Thanks for answering. Surprised to see a recommendation for him, though. From what I've read of his posts he seems to post a lot without really saying anything. Is he a profitable trader? I've only seen his after the fact charts (the huge ones that are like 4,000 pixels wide) with his ergodic indicator that no one seems to be able to recreate. The "rules" for his system approach the complexity and ambiguity of jack hershey's system, and I don't think I've ever seen him give a clear, concise answer to any question whether on this forum or at TL (where another thread on his method turned into a multi-year ambiguity fest. I know he sells expensive courses on his website, though. All his charts were multiples of 49 or something, right? I did read through his thread years ago. I was unable to learn anything from it. So if you could post a clear and simple summary of his "volume defined by prime numbers" it might help. Also, doesn't he use constant volume bars? You're telling 1a2b3cppp not to use them? If he's a profitable trader then more power to him. Have any ET members successfully incorporated his teachings?

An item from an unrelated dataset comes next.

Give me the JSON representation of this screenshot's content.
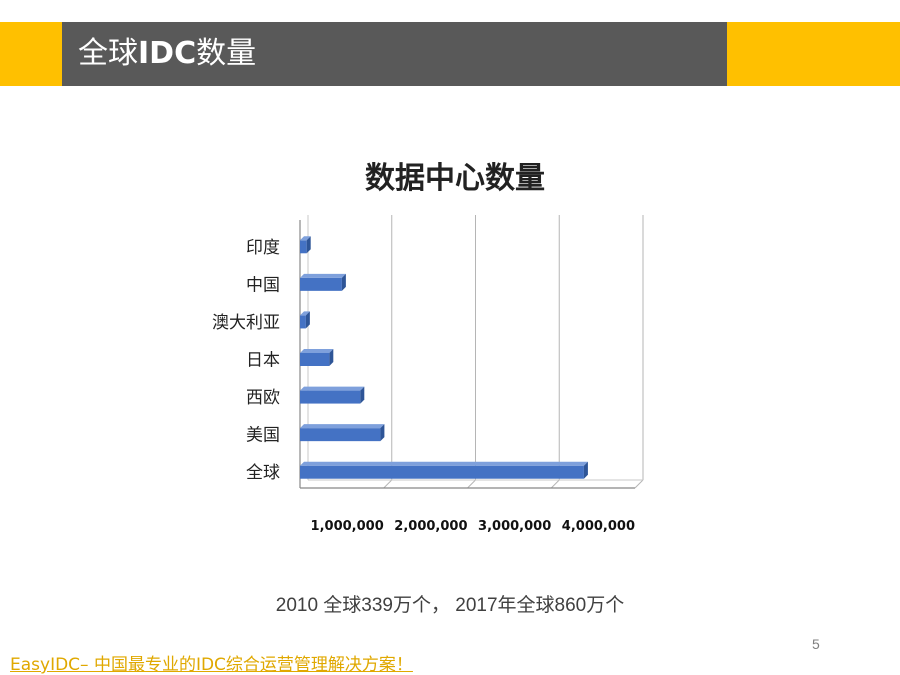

I don't use his method since his indicator only shows for example the correct location after the fact. For example, let's say the market is going down, and his indicator prints a HL. Then, the market goes down more, the indicator erases the HL and prints a new one. So the charts look brilliant after the fact, but for me are not useful in real time. However, the standard Ninja Trader indicator prints a HH or LL, and that does not change, so I use it instead. The only reason I brought him up is that I agree that if you are going to use volume charts, its better to base them off of prime numbers then just randomly pick a chart.
Why? That sounds like fib voodoo (the belief that fib numbers are better than other numbers, for example, that 233 tick charts will somehow "work" but 232 or 234 will not).